REVEALED: Why fun size candy bars became the go-to treat on Halloween - after years of children being given FRUIT on the spooky holiday
- Trick-or-treaters were given fruit in the early 20th century before candy took over the holiday in the 1920s
- During the Great Depression in the 1930s, Curtiss Candy Company debuted 'junior' versions of candy like Butterfinger and Baby Ruth
- In the '60s, Mars, Inc. followed suit, and they became more popular due to a new focus on health and weight loss
On Halloween, kids get especially excited by those rare houses that give out full-size candy bars — so how did smaller, 'fun size' candy become such a staple of trick-or-treating?
As it turns out, nearly a century a later, children still have the Great Depression to blame for mini-me versions of their favorite sweets.
According to Time, the first mini candy bars — called 'junior' size at the time — debuted in the 1930s as a way to make the holiday more affordable, and they've stuck around ever since.

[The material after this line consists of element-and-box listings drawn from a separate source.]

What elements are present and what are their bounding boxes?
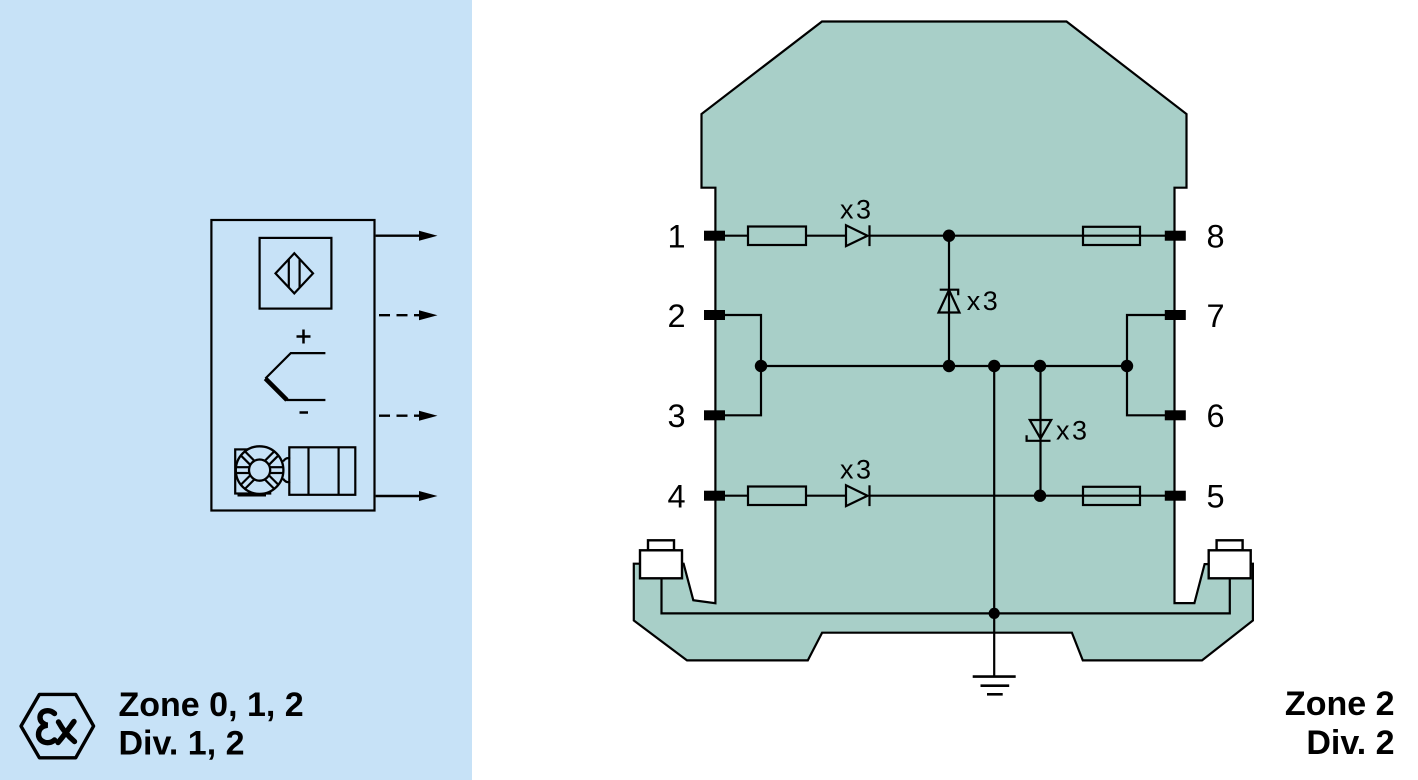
svg-text:5: 5 — [1206, 479, 1224, 515]
proximity sensor symbol box — [260, 238, 332, 309]
arrow signal 1 (solid) — [376, 234, 421, 236]
diode D2 (x3) — [846, 485, 868, 506]
wire: ground branch — [993, 366, 995, 677]
thermocouple symbol — [265, 353, 325, 378]
svg-text:x3: x3 — [1056, 415, 1090, 445]
node bus-zener2 — [1034, 360, 1046, 372]
svg-text:Div. 1, 2: Div. 1, 2 — [119, 725, 245, 763]
svg-text:8: 8 — [1206, 219, 1224, 255]
svg-text:3: 3 — [667, 398, 685, 434]
svg-text:Zone 2: Zone 2 — [1285, 685, 1395, 723]
DIN-rail clamp right — [1209, 540, 1251, 578]
field device box — [211, 220, 374, 511]
wire: row 4 (terminal 4 to terminal 5) — [725, 495, 748, 497]
ground — [973, 677, 1016, 695]
svg-text:x3: x3 — [840, 194, 874, 224]
terminal 2 — [704, 310, 725, 320]
DIN-rail clamp left — [640, 540, 682, 578]
hazardous-area background panel — [0, 0, 472, 780]
terminal 7 — [1165, 310, 1186, 320]
terminal 6 — [1165, 410, 1186, 420]
arrow signal 3 (dashed) — [379, 415, 421, 417]
thermocouple plus label — [297, 330, 311, 344]
wire: terminal 7 stub — [1127, 315, 1166, 366]
device housing body — [634, 22, 1253, 661]
Ex epsilon glyph — [39, 711, 55, 743]
terminal 8 — [1165, 231, 1186, 241]
node junction row1-Z1 — [943, 230, 955, 242]
svg-text:4: 4 — [667, 479, 685, 515]
wiper taps — [283, 458, 290, 461]
Ex hexagon logo — [21, 694, 94, 757]
svg-text:2: 2 — [667, 298, 685, 334]
potentiometer winding ring — [236, 446, 284, 494]
node bus-right — [1121, 360, 1133, 372]
wire: upper zener branch — [948, 236, 950, 366]
node bus-ground — [988, 360, 1000, 372]
svg-text:x3: x3 — [840, 454, 874, 484]
svg-text:Zone 0, 1, 2: Zone 0, 1, 2 — [119, 686, 304, 724]
terminal 3 — [704, 410, 725, 420]
svg-text:1: 1 — [667, 219, 685, 255]
wire: row 1 (terminal 1 to terminal 8) — [725, 235, 748, 237]
terminal 1 — [704, 231, 725, 241]
proximity sensor diamond — [276, 253, 314, 293]
svg-text:6: 6 — [1206, 398, 1224, 434]
node junction ground bus — [989, 608, 1000, 619]
wire: terminal 2 stub — [725, 315, 761, 366]
resistor R1 — [748, 227, 806, 246]
node junction row4-Z2 — [1034, 490, 1046, 502]
fuse F1 — [1083, 227, 1140, 245]
wire: terminal 6 stub — [1127, 366, 1166, 415]
ground bus wire (clamp to clamp) — [662, 578, 1230, 613]
zener diode Z1 (x3) — [939, 290, 960, 313]
wire: lower zener branch — [1039, 366, 1041, 496]
terminal 4 — [704, 491, 725, 501]
middle bus wire — [761, 365, 1127, 367]
svg-text:Div. 2: Div. 2 — [1306, 724, 1394, 762]
thermocouple minus label — [300, 411, 309, 414]
resistor R2 — [748, 487, 806, 506]
node bus-left — [755, 360, 767, 372]
terminal 5 — [1165, 491, 1186, 501]
potentiometer body box — [235, 449, 270, 493]
zener diode Z2 (x3) — [1027, 420, 1052, 441]
wire: terminal 3 stub — [725, 366, 761, 415]
resistance element box — [289, 447, 355, 495]
Ex x glyph — [59, 722, 75, 742]
diode D1 (x3) — [846, 225, 868, 246]
arrow signal 2 (dashed) — [379, 314, 421, 316]
svg-text:7: 7 — [1206, 298, 1224, 334]
arrow signal 4 (solid) — [376, 495, 421, 497]
fuse F2 — [1083, 487, 1140, 505]
svg-text:x3: x3 — [967, 286, 1001, 316]
node bus-zener1 — [943, 360, 955, 372]
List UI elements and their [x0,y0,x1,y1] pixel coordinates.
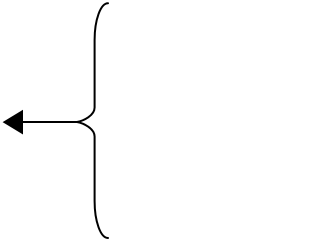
wire bottom branch (curves from bottom-right tip up to middle fork) [77,122,108,238]
arrowhead pointing left [3,110,23,135]
merge-arrow connector glyph [0,0,111,241]
wire horizontal tail (fork to arrowhead) [22,121,78,123]
wire top branch (curves from top-right tip down to middle fork) [77,3,108,122]
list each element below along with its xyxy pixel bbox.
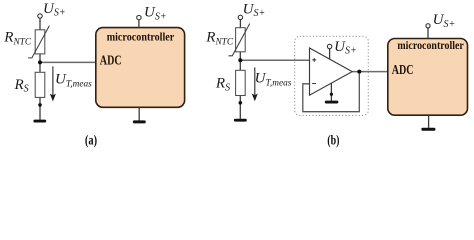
ground pin of microcontroller (b)	[428, 115, 430, 128]
svg-text:(b): (b)	[327, 133, 339, 148]
op-amp U1 triangle	[310, 48, 353, 95]
wire thermistor to node to R_S (a)	[39, 54, 41, 72]
resistor R_S (a)	[35, 72, 45, 97]
ground (a divider)	[33, 120, 46, 123]
ground (op-amp)	[325, 101, 339, 104]
output node dot (b)	[357, 70, 361, 74]
NTC diagonal arrow (b)	[229, 24, 250, 56]
svg-text:ADC: ADC	[392, 62, 414, 77]
supply pin US+ of microcontroller (a)	[138, 20, 140, 28]
dashed buffer box	[295, 36, 369, 115]
svg-text:microcontroller: microcontroller	[107, 32, 175, 44]
svg-text:ADC: ADC	[100, 53, 122, 68]
wire op-amp output to ADC (b)	[352, 71, 388, 73]
node dot (b)	[238, 58, 242, 62]
ground (b divider)	[234, 119, 247, 122]
resistor R_NTC (b)	[236, 28, 246, 52]
wire node to op-amp + input (b)	[240, 59, 309, 61]
resistor R_NTC (a)	[35, 30, 45, 54]
junction dot above ground (a)	[38, 103, 42, 107]
junction dot above ground (b)	[239, 101, 243, 105]
op-amp supply pin US+	[329, 49, 331, 60]
svg-text:(a): (a)	[85, 133, 97, 148]
wire node to ADC (a)	[40, 61, 96, 63]
voltage arrow U_T,meas (a)	[52, 66, 54, 96]
ground (a microcontroller)	[133, 120, 146, 123]
microcontroller U1 (a)	[96, 28, 185, 108]
wire R_S to ground (a)	[39, 97, 41, 120]
junction dot on ground stub	[330, 93, 333, 96]
supply pin US+ of microcontroller (b)	[427, 28, 429, 39]
op-amp + input mark	[312, 58, 316, 62]
terminal US+ (b)	[239, 20, 241, 28]
wire thermistor to node to R_S (b)	[239, 52, 241, 71]
voltage arrow U_T,meas (b)	[254, 67, 256, 96]
op-amp - input mark	[312, 83, 316, 85]
terminal US+ (a)	[39, 18, 41, 30]
node dot (a)	[38, 60, 42, 64]
microcontroller U2 (b)	[388, 39, 468, 116]
op-amp ground stub	[330, 83, 332, 101]
NTC diagonal arrow (a)	[28, 26, 49, 58]
ground (b microcontroller)	[421, 128, 435, 131]
feedback wire (- input to output)	[303, 72, 360, 112]
resistor R_S (b)	[236, 70, 246, 95]
svg-text:microcontroller: microcontroller	[397, 40, 463, 52]
wire R_S to ground (b)	[239, 96, 241, 119]
ground pin of microcontroller (a)	[138, 107, 140, 120]
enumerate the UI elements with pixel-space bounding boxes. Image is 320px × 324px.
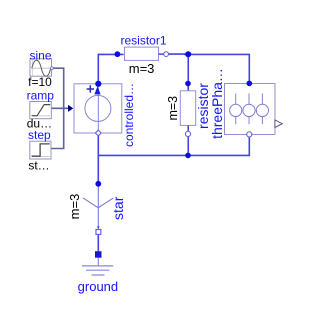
block step	[30, 141, 51, 159]
threePhase machine block	[225, 84, 283, 137]
svg-text:m=3: m=3	[67, 194, 82, 220]
svg-text:m=3: m=3	[129, 61, 155, 76]
wire: right column down to vertical resistor	[187, 54, 189, 90]
wire: controlled source bottom to star	[97, 136, 99, 184]
pin dot: star top	[95, 181, 101, 187]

Small but long-lasting! Fun size candy bars debuted during the Great Depression, and are still a Halloween go-to nearly a century later
It first became popular to hand out candy in the 1920s. But the Great Depression hit in the '30s, making it harder not just for people to afford sweets, but for companies to make them as well.
'By the 1930s, the candy-bar universe was kind of struggling because of the Depression,' Susan Benjamin, author of Sweet as Sin: The Unwrapped Story of How Candy Became America’s Favorite Pleasure, told the magazine.
'Sugar was hard to get; people couldn’t afford luxuries.'
Curtiss Candy Company, which sold Butterfinger and Baby Ruth, debuted 'junior' candy bars, which were smaller than the original ones.
'Most likely it was because they wanted them to be affordable,' Benjamin said. 'You don’t feel like you’re really putting yourself out there financially and it isn’t a problem to have during the Depression.'
Innovators: Curtiss Candy Company, which sold Butterfinger at the time, was the first to come out with 'junior' candy bars
Other candy companies eventually followed suit. Mars, Inc. debuted its own 'junior' versions of Snickers and Milky Way in the '60s, but eventually dubbed the minis 'fun size.'
These 'fun size' candy options were particularly popular at the time given the US's new fixation on nutrition and weight loss.
More and more companies followed that lead, and now just about every brand has some smaller individually-packaged portion, which are especially popular around Halloween time.
And any children disappointed not to head home with a full-size candy bar can count their blessings: When trick-or-treating first started in the 1910s, it was most common to pass out pieces of fruit like grapes and oranges.